Waiariki MP Flavell has made no secret of the fact he wants Sharples' job, and he is threatening he could resign if he is not co-leader before next year's election.
"It is a kind of blackmail," said Sharples.
"I just hope he stays and that I stay the leader and that he stays with me because he's a good worker, he's a very good worker, his time will come."
Flavell said he has asked his national council to consider him for the position of co-leader of the Maori Party.
"They're going to make that decision at some point in time, after that time I'll give consideration to my future."
The Maori Party constitution states there must be a male and female co-leader.
Sharples says it is not good for the leadership battle to play out in public "because people are feeding it".
"My people are saying don't give in, don't stand down."
He wants the party President Pem Bird to step in and take control. Bird has refused to comment on the issue.
"If we had a really strong National party, they would do something about it instead of leaving it," said Sharples.
"It's come down to talk about 'the Maori Party's in absolute chaos'. Well the Parliamentary side is not. The Parliamentary side is working absolutely."
Speculation that Sharples would follow in the footsteps of co-leader Tariana Turia and move aside to allow fresh blood in the leadership role has been in the air ever since she announced her intention of retiring in 2014.
But, Sharples, 71, said in January he would retain the leadership, and not hand over the reins to Flavell.

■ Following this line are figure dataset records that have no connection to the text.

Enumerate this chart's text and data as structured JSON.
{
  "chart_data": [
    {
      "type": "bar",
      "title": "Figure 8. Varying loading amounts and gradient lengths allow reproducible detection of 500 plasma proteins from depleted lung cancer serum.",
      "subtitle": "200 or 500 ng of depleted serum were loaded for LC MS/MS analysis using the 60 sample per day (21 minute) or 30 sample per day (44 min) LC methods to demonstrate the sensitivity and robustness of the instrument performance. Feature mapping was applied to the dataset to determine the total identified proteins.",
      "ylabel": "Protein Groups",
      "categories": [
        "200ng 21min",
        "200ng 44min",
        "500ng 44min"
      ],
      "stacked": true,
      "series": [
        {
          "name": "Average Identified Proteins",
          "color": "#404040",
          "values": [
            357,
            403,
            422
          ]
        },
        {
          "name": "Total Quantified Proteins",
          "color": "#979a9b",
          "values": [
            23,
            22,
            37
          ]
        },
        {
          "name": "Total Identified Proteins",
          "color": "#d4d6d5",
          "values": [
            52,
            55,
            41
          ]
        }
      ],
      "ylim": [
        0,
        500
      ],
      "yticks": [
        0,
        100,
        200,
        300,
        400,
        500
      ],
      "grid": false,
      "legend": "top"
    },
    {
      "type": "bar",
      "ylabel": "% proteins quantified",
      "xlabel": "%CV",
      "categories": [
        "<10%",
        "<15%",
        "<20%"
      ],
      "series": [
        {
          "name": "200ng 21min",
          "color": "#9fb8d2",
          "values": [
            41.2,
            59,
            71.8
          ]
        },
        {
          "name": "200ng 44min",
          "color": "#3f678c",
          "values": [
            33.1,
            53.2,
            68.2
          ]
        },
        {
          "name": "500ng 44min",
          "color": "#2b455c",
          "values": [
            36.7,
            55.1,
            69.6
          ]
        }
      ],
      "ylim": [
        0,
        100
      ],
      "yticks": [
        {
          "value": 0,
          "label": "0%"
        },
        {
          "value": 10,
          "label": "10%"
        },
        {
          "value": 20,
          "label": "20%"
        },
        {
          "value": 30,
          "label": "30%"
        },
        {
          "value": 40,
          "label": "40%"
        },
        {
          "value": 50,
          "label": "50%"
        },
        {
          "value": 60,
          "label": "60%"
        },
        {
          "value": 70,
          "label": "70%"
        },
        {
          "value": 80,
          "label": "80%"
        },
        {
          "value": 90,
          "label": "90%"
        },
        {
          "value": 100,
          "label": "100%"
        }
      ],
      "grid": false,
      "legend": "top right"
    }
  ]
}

"Quite clearly Tariana has said publicly that I should step down. Now she's quite wrong there, it's not her position to say that," Sharples said.
He added that his constituents want him to stay.
Sharples went on to say: "The bottom line is, I'm prepared to lead us until I'm dead."
But without fresh leadership to revive the party's falling support in the polls, there is growing speculation about whether it will be able to survive.
Turia intends to keep her ministerial roles until next year's election, but has made it clear she will hand over her leadership position earlier.
This leadership debate could drag on until the annual conference in November.